Speaker
Description
We propose a model-independent Bézier parametric interpolation to alleviate the degeneracy between baryonic and dark matter abundances by means of intermediate-redshift data. To do so, we first interpolate the observational Hubble data to extract cosmic bounds over the (reduced) Hubble constant, h0, and interpolate the angular diameter distances, D(z), of the galaxy clusters, inferred from the Sunyaev-Zeldovich effect, constraining the spatial curvature, Ωk. Through the so-determined Hubble points and D(z), we interpolate uncorrelated data of baryonic acoustic oscillations bounding the baryon (ωb = h^2_0Ω_b) and total matter (ωm = h^2_0Ω_m) densities, reinforcing the constraints on h0 and Ωk with the same technique.
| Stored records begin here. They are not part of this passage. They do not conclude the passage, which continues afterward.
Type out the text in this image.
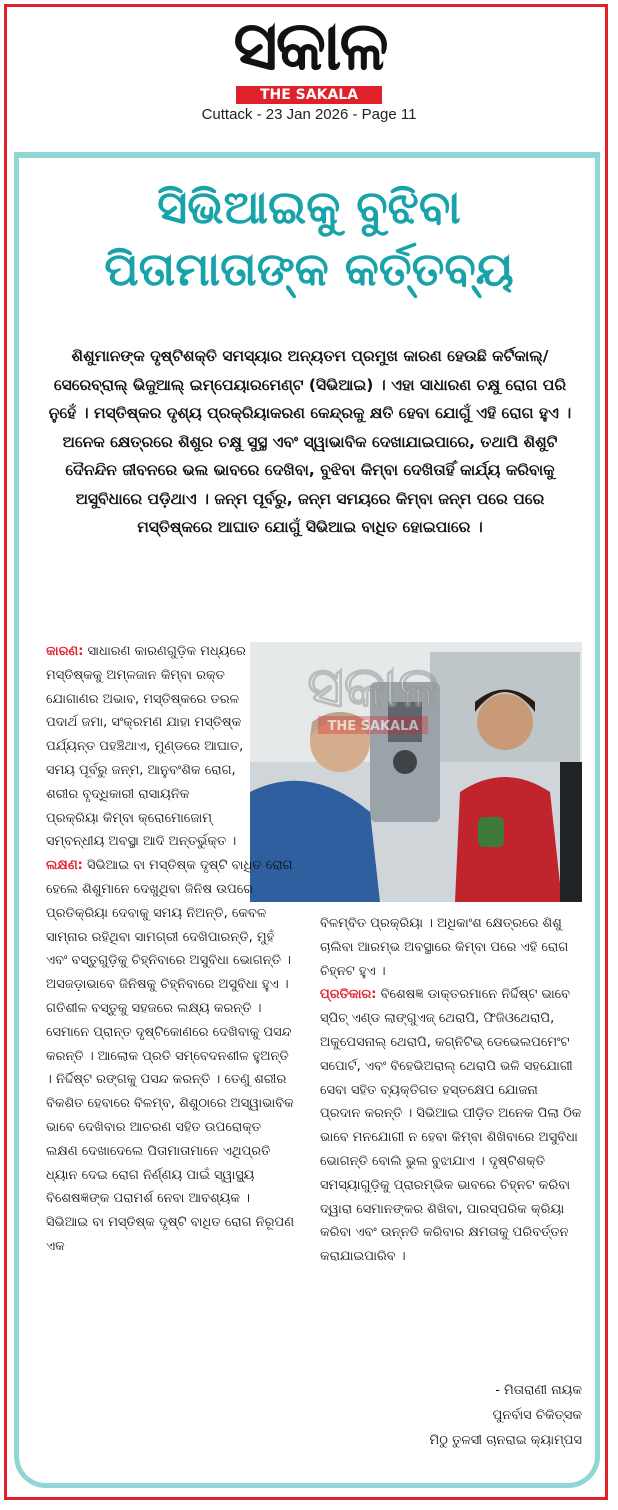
ସକାଳ
THE SAKALA
Cuttack - 23 Jan 2026 - Page 11
ସିଭିଆଇକୁ ବୁଝିବା
ପିତାମାତାଙ୍କ କର୍ତ୍ତବ୍ୟ
ଶିଶୁମାନଙ୍କ ଦୃଷ୍ଟିଶକ୍ତି ସମସ୍ୟାର ଅନ୍ୟତମ ପ୍ରମୁଖ କାରଣ ହେଉଛି କର୍ଟିକାଲ୍/ସେରେବ୍ରାଲ୍ ଭିଜୁଆଲ୍ ଇମ୍ପେୟାରମେଣ୍ଟ (ସିଭିଆଇ) । ଏହା ସାଧାରଣ ଚକ୍ଷୁ ରୋଗ ପରି ନୁହେଁ । ମସ୍ତିଷ୍କର ଦୃଶ୍ୟ ପ୍ରକ୍ରିୟାକରଣ କେନ୍ଦ୍ରକୁ କ୍ଷତି ହେବା ଯୋଗୁଁ ଏହି ରୋଗ ହୁଏ । ଅନେକ କ୍ଷେତ୍ରରେ ଶିଶୁର ଚକ୍ଷୁ ସୁସ୍ଥ ଏବଂ ସ୍ୱାଭାବିକ ଦେଖାଯାଇପାରେ, ତଥାପି ଶିଶୁଟି ଦୈନନ୍ଦିନ ଜୀବନରେ ଭଲ ଭାବରେ ଦେଖିବା, ବୁଝିବା କିମ୍ବା ଦେଖିତାହିଁ କାର୍ଯ୍ୟ କରିବାକୁ ଅସୁବିଧାରେ ପଡ଼ିଥାଏ । ଜନ୍ମ ପୂର୍ବରୁ, ଜନ୍ମ ସମୟରେ କିମ୍ବା ଜନ୍ମ ପରେ ପରେ ମସ୍ତିଷ୍କରେ ଆଘାତ ଯୋଗୁଁ ସିଭିଆଇ ବାଧିତ ହୋଇପାରେ ।
ସକାଳ
THE SAKALA
କାରଣ: ସାଧାରଣ କାରଣଗୁଡ଼ିକ ମଧ୍ୟରେ ମସ୍ତିଷ୍କକୁ ଅମ୍ଳଜାନ କିମ୍ବା ରକ୍ତ ଯୋଗାଣର ଅଭାବ, ମସ୍ତିଷ୍କରେ ତରଳ ପଦାର୍ଥ ଜମା, ସଂକ୍ରମଣ ଯାହା ମସ୍ତିଷ୍କ ପର୍ଯ୍ୟନ୍ତ ପହଞ୍ଚିଥାଏ, ମୁଣ୍ଡରେ ଆଘାତ, ସମୟ ପୂର୍ବରୁ ଜନ୍ମ, ଆନୁବଂଶିକ ରୋଗ, ଶରୀର ବୃଦ୍ଧିକାରୀ ରାସାୟନିକ ପ୍ରକ୍ରିୟା କିମ୍ବା କ୍ରୋମୋଜୋମ୍ ସମ୍ବନ୍ଧୀୟ ଅବସ୍ଥା ଆଦି ଅନ୍ତର୍ଭୁକ୍ତ ।
ଲକ୍ଷଣ: ସିଭିଆଇ ବା ମସ୍ତିଷ୍କ ଦୃଷ୍ଟି ବାଧିତ ରୋଗ ହେଲେ ଶିଶୁମାନେ ଦେଖୁଥିବା ଜିନିଷ ଉପରେ ପ୍ରତିକ୍ରିୟା ଦେବାକୁ ସମୟ ନିଅନ୍ତି, କେବଳ ସାମ୍ନାର ରହିଥିବା ସାମଗ୍ରୀ ଦେଖିପାରନ୍ତି, ମୁହଁ ଏବଂ ବସ୍ତୁଗୁଡ଼ିକୁ ଚିହ୍ନିବାରେ ଅସୁବିଧା ଭୋଗନ୍ତି । ଅସଜଡ଼ାଭାବେ ଜିନିଷକୁ ଚିହ୍ନିବାରେ ଅସୁବିଧା ହୁଏ । ଗତିଶୀଳ ବସ୍ତୁକୁ ସହଜରେ ଲକ୍ଷ୍ୟ କରନ୍ତି । ସେମାନେ ପ୍ରାନ୍ତ ଦୃଷ୍ଟିକୋଣରେ ଦେଖିବାକୁ ପସନ୍ଦ କରନ୍ତି । ଆଲୋକ ପ୍ରତି ସମ୍ବେଦନଶୀଳ ହୁଅନ୍ତି । ନିର୍ଦ୍ଦିଷ୍ଟ ରଙ୍ଗକୁ ପସନ୍ଦ କରନ୍ତି । ତେଣୁ ଶରୀର ବିକଶିତ ହେବାରେ ବିଳମ୍ବ, ଶିଶୁଠାରେ ଅସ୍ୱାଭାବିକ ଭାବେ ଦେଖିବାର ଆଚରଣ ସହିତ ଉପରୋକ୍ତ ଲକ୍ଷଣ ଦେଖାଦେଲେ ପିତାମାତାମାନେ ଏଥିପ୍ରତି ଧ୍ୟାନ ଦେଇ ରୋଗ ନିର୍ଣ୍ଣୟ ପାଇଁ ସ୍ୱାସ୍ଥ୍ୟ ବିଶେଷଜ୍ଞଙ୍କ ପରାମର୍ଶ ନେବା ଆବଶ୍ୟକ । ସିଭିଆଇ ବା ମସ୍ତିଷ୍କ ଦୃଷ୍ଟି ବାଧିତ ରୋଗ ନିରୂପଣ ଏକ
ବିଳମ୍ବିତ ପ୍ରକ୍ରିୟା । ଅଧିକାଂଶ କ୍ଷେତ୍ରରେ ଶିଶୁ ଚାଲିବା ଆରମ୍ଭ ଅବସ୍ଥାରେ କିମ୍ବା ପରେ ଏହି ରୋଗ ଚିହ୍ନଟ ହୁଏ ।
ପ୍ରତିକାର: ବିଶେଷଜ୍ଞ ଡାକ୍ତରମାନେ ନିର୍ଦ୍ଦିଷ୍ଟ ଭାବେ ସ୍ପିଚ୍ ଏଣ୍ଡ ଲାଙ୍ଗୁଏଜ୍ ଥେରାପି, ଫିଜିଓଥେରାପି, ଅକୁପେସନାଲ୍ ଥେରାପି, କଗ୍ନିଟିଭ୍ ଡେଭେଲପମେଂଟ ସପୋର୍ଟ, ଏବଂ ବିହେଭିଅରାଲ୍ ଥେରାପି ଭଳି ସହଯୋଗୀ ସେବା ସହିତ ବ୍ୟକ୍ତିଗତ ହସ୍ତକ୍ଷେପ ଯୋଜନା ପ୍ରଦାନ କରନ୍ତି । ସିଭିଆଇ ପୀଡ଼ିତ ଅନେକ ପିଲା ଠିକ ଭାବେ ମନଯୋଗୀ ନ ହେବା କିମ୍ବା ଶିଖିବାରେ ଅସୁବିଧା ଭୋଗନ୍ତି ବୋଲି ଭୁଲ ବୁଝାଯାଏ । ଦୃଷ୍ଟିଶକ୍ତି ସମସ୍ୟାଗୁଡ଼ିକୁ ପ୍ରାରମ୍ଭିକ ଭାବରେ ଚିହ୍ନଟ କରିବା ଦ୍ୱାରା ସେମାନଙ୍କର ଶିଖିବା, ପାରସ୍ପରିକ କ୍ରିୟା କରିବା ଏବଂ ଉନ୍ନତି କରିବାର କ୍ଷମତାକୁ ପରିବର୍ତ୍ତନ କରାଯାଇପାରିବ ।
- ମିତାରାଣୀ ନାୟକ
ପୁନର୍ବାସ ଚିକିତ୍ସକ
ମିଠୁ ତୁଳସୀ ଚାନରାଇ କ୍ୟାମ୍ପସ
Instead of pursuing the usual treatment to fix ωb via the value obtained from the cosmic microwave background to remove the matter sector degeneracy, we here interpolate the acoustic parameter from correlated baryonic acoustic oscillations. The results of our Monte Carlo–Markov chain simulations turn out to agree at 1–σ confidence level with the flat ΛCDM model. While our findings are roughly suitable at 1–σ with its non-flat extension too, the Hubble constant appears in tension up to the 2–σ confidence level. Accordingly, we also reanalyze the Hubble tension with our treatment and find our expectations slightly match local constraints.